Americans want Congress to improve the Affordable Care Act, not repeal it, according to two recent polls from Kaiser Tracking Health and Garin Hart Yang Research Group. But a special election in Florida this week has political analysts looking for clues on how candidates’ views on the Affordable Care Act will play out in midterm elections later this year.

On Tuesday, Republican David Jolly—who  ran on a platform to repeal the Affordable Care Act—defeated Democrat Alex Sink to win a tight election replacing a Republican (C.W. “Bill” Young) who served for 42 years. Leading up to that election, Independents favored a Democrat who vowed to improve the Affordable Care Act over a Republican who supported the repeal (by a margin of 57 percent to 31 percent), according to Democratic pollster Geoff Garin.

The race focused heavily on the merits of the Affordable Care Act. Alex Sink attacked Jolly for supporting antiquated policies like reverting back to the days when health insurance companies could deny people coverage based on a pre-existing condition. Sink’s adspromised to “keep what’s right and fix what’s wrong” with the Affordable Care Act. Interestingly, polling shows that voters were equally (or perhaps more) concerned about Jolly’s position to repeal the law as they were about Sink’s support of the law.

Republican strategists are pointing to Sink’s loss as a warning sign that support for the Affordable Care Act will spell trouble for Democratic candidates this November. Democrats, in turn, point to poor voter turnout among their supporters.

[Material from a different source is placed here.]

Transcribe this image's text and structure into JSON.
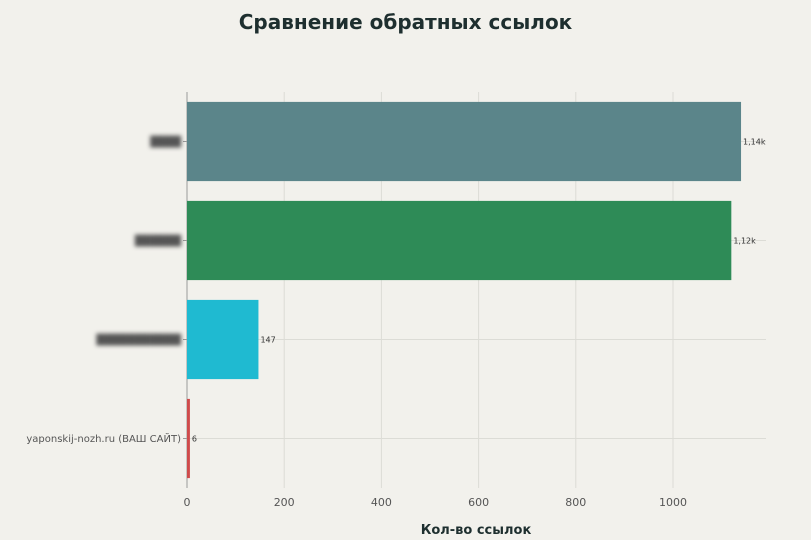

So what do Tuesday’s election results tell us? These results may not be a good barometer for how the public is thinking about the Affordable Care Act. For example, the Kaiser Health Tracking Poll from February 2014 shows that a majority of the public (56 percent) want Congress to keep the Affordable Care Act in place. Fifty percent of independents want Congress to either keep the law as it is or leave it in place and improve it. And only 33 percent of Independents say they want Congress to repeal the law entirely or repeal the law and replace it with a Republican alternative. Clearly, the story is more complicated than the results of one special election in Florida.